The moral and political weight of interest
Chancellor’s starting point is that interest is never neutral. Religious traditions condemned usury, sometimes absolutely, sometimes with caveats. Judaism limited excessive interest among members of the same community. Christianity forbade usury for centuries, treating it as a sin. Islam prohibits riba, often interpreted as interest, as an exploitative practice.
These prohibitions were not abstract moral exercises. Debt could devastate families, trap peasants in bondage, and destabilize entire societies. Interest was not just the cost of borrowing money; it was a source of inequality and conflict. By trying to restrain interest, religious and political authorities were attempting to manage the social consequences of letting financial obligations run unchecked.
Despite these prohibitions, however, interest never disappeared. It adapted to the constraints of each era, hiding in new contracts or appearing under different names. This persistence suggests that charging for time fulfills a deep function in human societies, even if it is never entirely accepted.
Interest as the price of time
What Chancellor makes clear is that interest is not simply the “cost of capital.” It is the price of time itself. When a lender demands interest, they are asking for compensation for the risk of waiting. When a borrower accepts interest, they are acknowledging the value of having resources now rather than later.
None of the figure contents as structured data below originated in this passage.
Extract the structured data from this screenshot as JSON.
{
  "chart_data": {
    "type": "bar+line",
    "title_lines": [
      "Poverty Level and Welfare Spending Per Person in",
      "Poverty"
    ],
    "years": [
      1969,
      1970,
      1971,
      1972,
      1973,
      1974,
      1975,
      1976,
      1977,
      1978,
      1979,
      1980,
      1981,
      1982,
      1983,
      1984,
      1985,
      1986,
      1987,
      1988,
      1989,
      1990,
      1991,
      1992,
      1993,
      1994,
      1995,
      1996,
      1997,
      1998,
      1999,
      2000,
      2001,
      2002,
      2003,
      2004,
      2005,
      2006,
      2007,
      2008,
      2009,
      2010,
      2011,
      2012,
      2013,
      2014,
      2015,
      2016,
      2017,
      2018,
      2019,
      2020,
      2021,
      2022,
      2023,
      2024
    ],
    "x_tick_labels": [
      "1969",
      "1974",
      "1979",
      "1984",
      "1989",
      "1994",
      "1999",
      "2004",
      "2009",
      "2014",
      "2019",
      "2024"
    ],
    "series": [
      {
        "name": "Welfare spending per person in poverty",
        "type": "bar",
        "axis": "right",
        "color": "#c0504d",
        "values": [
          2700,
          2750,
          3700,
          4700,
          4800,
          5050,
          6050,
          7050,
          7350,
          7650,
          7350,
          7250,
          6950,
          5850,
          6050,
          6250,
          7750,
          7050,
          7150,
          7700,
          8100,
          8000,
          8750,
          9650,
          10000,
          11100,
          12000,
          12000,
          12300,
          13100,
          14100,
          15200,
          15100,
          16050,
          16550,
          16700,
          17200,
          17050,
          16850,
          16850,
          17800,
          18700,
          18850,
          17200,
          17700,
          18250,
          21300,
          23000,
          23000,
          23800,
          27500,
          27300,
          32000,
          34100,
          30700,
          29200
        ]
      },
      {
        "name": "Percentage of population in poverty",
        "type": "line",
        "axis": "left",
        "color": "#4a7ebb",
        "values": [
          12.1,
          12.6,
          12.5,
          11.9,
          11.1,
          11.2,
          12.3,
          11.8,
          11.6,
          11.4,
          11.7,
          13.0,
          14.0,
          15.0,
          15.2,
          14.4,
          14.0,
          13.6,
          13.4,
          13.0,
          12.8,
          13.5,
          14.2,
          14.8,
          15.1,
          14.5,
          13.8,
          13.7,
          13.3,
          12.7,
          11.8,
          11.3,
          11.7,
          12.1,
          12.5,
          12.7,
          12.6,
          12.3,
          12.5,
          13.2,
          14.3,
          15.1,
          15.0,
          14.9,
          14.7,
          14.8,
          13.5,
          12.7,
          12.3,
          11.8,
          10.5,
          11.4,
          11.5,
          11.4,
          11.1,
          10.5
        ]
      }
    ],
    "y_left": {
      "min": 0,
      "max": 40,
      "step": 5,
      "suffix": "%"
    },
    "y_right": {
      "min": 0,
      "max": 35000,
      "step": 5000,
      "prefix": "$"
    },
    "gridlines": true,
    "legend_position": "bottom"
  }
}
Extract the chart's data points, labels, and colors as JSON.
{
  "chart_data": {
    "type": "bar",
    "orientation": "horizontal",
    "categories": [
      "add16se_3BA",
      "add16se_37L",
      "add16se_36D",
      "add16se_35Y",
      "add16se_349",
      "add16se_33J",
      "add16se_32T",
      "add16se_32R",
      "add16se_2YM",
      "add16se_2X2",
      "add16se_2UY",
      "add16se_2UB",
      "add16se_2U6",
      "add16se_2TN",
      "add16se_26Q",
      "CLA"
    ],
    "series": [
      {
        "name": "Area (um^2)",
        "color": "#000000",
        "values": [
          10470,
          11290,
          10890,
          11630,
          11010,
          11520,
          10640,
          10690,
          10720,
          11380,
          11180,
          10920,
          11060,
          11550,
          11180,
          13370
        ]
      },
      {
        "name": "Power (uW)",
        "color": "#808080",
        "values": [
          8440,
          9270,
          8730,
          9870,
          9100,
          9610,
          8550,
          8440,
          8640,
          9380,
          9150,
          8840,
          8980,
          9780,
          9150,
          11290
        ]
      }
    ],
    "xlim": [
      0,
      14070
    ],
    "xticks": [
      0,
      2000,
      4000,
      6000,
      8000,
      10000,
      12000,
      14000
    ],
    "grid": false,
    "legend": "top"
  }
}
This makes interest a cultural as well as an economic phenomenon.
The book describes how different societies place different values on patience, risk, and obligation. Interest rates are shaped not only by supply and demand, but by trust, law, and collective imagination. The concept of interest is therefore connected with how societies relate to the future.
Interest as a recurring cultural question
The first chapter of The Price of Time emphasizes that debates about interest have always been debates about justice. Is it fair to profit from another person’s misfortune? Is it moral to bind future labor with present obligations? Is it sustainable to allow debts to accumulate without limit?
These questions shaped religious rules, legal systems, and eventually, modern states. They are not relics of the past. When central banks adjust rates, when governments debate debt forgiveness, when DeFi protocols advertise double-digit yields — we are still grappling with the same fundamental issues.
What looks like technical policy is in fact a moral and political choice. How much should we demand from the future? Who bears the cost of waiting? Who gains, and who loses, when the price of time changes?
The crypto lens
For those of us immersed in crypto, Chancellor’s historical perspective is essential. Bitcoin, Ethereum, and DeFi lending pools are often presented as radical departures from the past. But look closely and the continuities are obvious. Staking rewards, lending rates, and stablecoin yields all reproduce, in digital form, the centuries-old practice of charging for time.
Without history, it is tempting to believe that crypto has reinvented finance from scratch. With history, we see both the novelty and the repetition. The infrastructures are new, but the questions they raise — about risk, obligation, and fairness — are as old as money itself.
This is why financial literacy cannot be reduced to knowing how blockchains function or how smart contracts execute. To understand what is at stake, we need to situate crypto within the longer arc of monetary history. Chancellor’s book provides a framework for doing that.
Why this book matters
The success of The Price of Time lies in its refusal to naturalize interest. It reminds us that interest is not inevitable. It is a social invention, constantly renegotiated, justified, and contested. To study interest is to study how societies manage time — how they balance present needs against future obligations, how they manage uncertainty, and how they distribute risk.
This is also why the book resonates with broader audiences. “Time is money” may be a cliché, but Chancellor shows that interest is the hinge between the two. It structures how we think about patience and impatience, security and risk, justice and exploitation.
For me, the first chapter alone justifies the book’s relevance. It provides the kind of context that economics education rarely offers. It links anthropology, history, and political economy in a way that makes finance intelligible without stripping it of its complexity.